Les coronavirus (CoV) appartiennent à une famille de virus à ARN (acide ribonucléique). Leur nom a pour origine la présence d’une couronne caractéristique de spicules protéiques autour de l’enveloppe lipidique de la particule virale. Les infections à coronavirus sont fréquentes chez les animaux et chez l’homme. Certaines souches du virus sont zoonotiques, c’est-à-dire qu’elles sont transmissibles entre les animaux et l’homme, mais de nombreuses souches ne sont pas zoonotiques.

Chez l’homme, le CoV peut provoquer des maladies allant du simple rhume à des maladies plus graves telles que le syndrome respiratoire du Moyen-Orient (causé par le MERS-CoV) ou le syndrome respiratoire aigu sévère (causé par le SRAS-CoV).

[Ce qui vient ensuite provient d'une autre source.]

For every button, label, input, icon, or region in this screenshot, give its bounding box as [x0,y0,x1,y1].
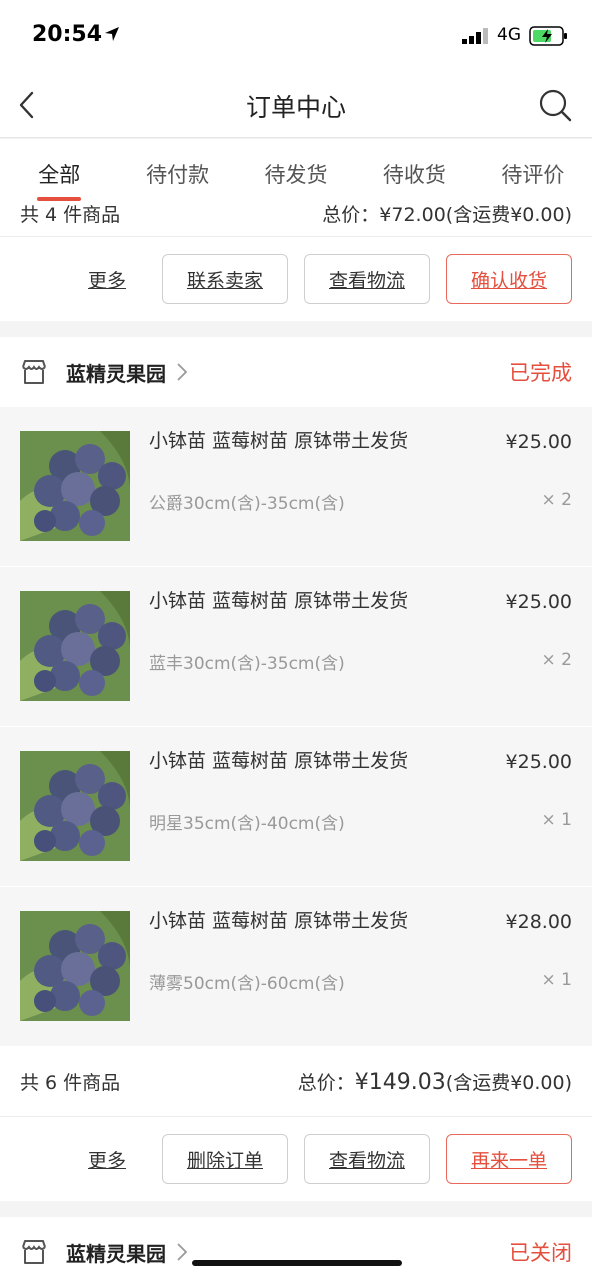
prev-order-count: 共 4 件商品 [20,203,121,226]
location-arrow-icon [105,27,119,41]
tab-pending-payment[interactable]: 待付款 [118,139,236,201]
delete-order-button[interactable]: 删除订单 [162,1134,288,1184]
confirm-receipt-button[interactable]: 确认收货 [446,254,572,304]
product-thumbnail [20,591,130,701]
prev-order-total: 总价：¥72.00(含运费¥0.00) [322,203,572,226]
item-spec: 薄雾50cm(含)-60cm(含) [149,974,345,994]
store-icon [22,360,46,384]
home-indicator[interactable] [192,1260,402,1266]
order-tabs: 全部 待付款 待发货 待收货 待评价 [0,139,592,201]
item-quantity: × 1 [541,970,572,990]
chevron-right-icon [177,363,188,381]
order-status-badge: 已完成 [509,361,572,385]
order-total-value: ¥149.03 [354,1070,446,1095]
product-thumbnail [20,911,130,1021]
item-spec: 蓝丰30cm(含)-35cm(含) [149,654,345,674]
order-item-count: 共 6 件商品 [20,1072,121,1094]
shop-name[interactable]: 蓝精灵果园 [66,1238,166,1267]
item-price: ¥25.00 [505,751,572,773]
tab-all[interactable]: 全部 [0,139,118,201]
tab-pending-shipment[interactable]: 待发货 [237,139,355,201]
shop-name[interactable]: 蓝精灵果园 [66,358,166,387]
more-link[interactable]: 更多 [88,1146,126,1173]
status-time: 20:54 [32,22,103,47]
tab-pending-receipt[interactable]: 待收货 [355,139,473,201]
shop-header[interactable]: 蓝精灵果园 已完成 [0,337,592,407]
prev-more-link[interactable]: 更多 [88,266,126,293]
signal-icon [462,28,488,44]
tab-pending-review[interactable]: 待评价 [474,139,592,201]
status-bar: 20:54 4G [0,0,592,72]
page-title: 订单中心 [245,93,346,122]
item-title: 小钵苗 蓝莓树苗 原钵带土发货 [149,590,409,612]
product-thumbnail [20,751,130,861]
network-type: 4G [497,25,521,45]
item-quantity: × 2 [541,650,572,670]
order-total-label: 总价： [297,1072,355,1094]
prev-order-actions: 更多 联系卖家 查看物流 确认收货 [0,237,592,321]
order-item[interactable]: 小钵苗 蓝莓树苗 原钵带土发货 蓝丰30cm(含)-35cm(含) ¥25.00… [0,567,592,727]
item-spec: 公爵30cm(含)-35cm(含) [149,494,345,514]
shop-header[interactable]: 蓝精灵果园 已关闭 [0,1217,592,1280]
prev-view-logistics-button[interactable]: 查看物流 [304,254,430,304]
item-price: ¥25.00 [505,431,572,453]
order-list[interactable]: 共 4 件商品 总价：¥72.00(含运费¥0.00) 更多 联系卖家 查看物流… [0,190,592,1280]
item-title: 小钵苗 蓝莓树苗 原钵带土发货 [149,750,409,772]
order-item[interactable]: 小钵苗 蓝莓树苗 原钵带土发货 公爵30cm(含)-35cm(含) ¥25.00… [0,407,592,567]
chevron-right-icon [177,1243,188,1261]
product-thumbnail [20,431,130,541]
battery-icon [529,26,567,46]
item-title: 小钵苗 蓝莓树苗 原钵带土发货 [149,430,409,452]
item-price: ¥28.00 [505,911,572,933]
search-icon[interactable] [538,88,572,122]
order-shipping: (含运费¥0.00) [445,1072,572,1094]
store-icon [22,1240,46,1264]
item-quantity: × 2 [541,490,572,510]
item-price: ¥25.00 [505,591,572,613]
order-separator [0,321,592,337]
reorder-button[interactable]: 再来一单 [446,1134,572,1184]
order-item[interactable]: 小钵苗 蓝莓树苗 原钵带土发货 明星35cm(含)-40cm(含) ¥25.00… [0,727,592,887]
item-title: 小钵苗 蓝莓树苗 原钵带土发货 [149,910,409,932]
order-status-badge: 已关闭 [509,1241,572,1265]
order-separator [0,1201,592,1217]
nav-bar: 订单中心 [0,72,592,138]
item-spec: 明星35cm(含)-40cm(含) [149,814,345,834]
order-total: 总价：¥149.03(含运费¥0.00) [298,1068,572,1095]
view-logistics-button[interactable]: 查看物流 [304,1134,430,1184]
contact-seller-button[interactable]: 联系卖家 [162,254,288,304]
order-summary: 共 6 件商品 总价：¥149.03(含运费¥0.00) [0,1047,592,1117]
item-quantity: × 1 [541,810,572,830]
order-actions: 更多 删除订单 查看物流 再来一单 [0,1117,592,1201]
order-item[interactable]: 小钵苗 蓝莓树苗 原钵带土发货 薄雾50cm(含)-60cm(含) ¥28.00… [0,887,592,1047]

Des enquêtes approfondies ont démontré que le coronavirus du SRAS avait été transmis de la civette à l’homme, et le MERS-CoV du dromadaire à l’homme.

En décembre 2019, des cas humains de pneumonie d’origine inconnue ont été rapportés dans la ville de Wuhan (province du Hubei, République populaire de Chine). Un nouveau CoV a été identifié comme l’agent causal par les Autorités chinoises. Depuis lors, des cas humains ont été signalés par la plupart des pays et le COVID-19 a été classé comme pandémie par l’Organisation Mondiale de la Santé (OMS). Pour des informations actualisées, veuillez consulter le site Internet de l’OMS.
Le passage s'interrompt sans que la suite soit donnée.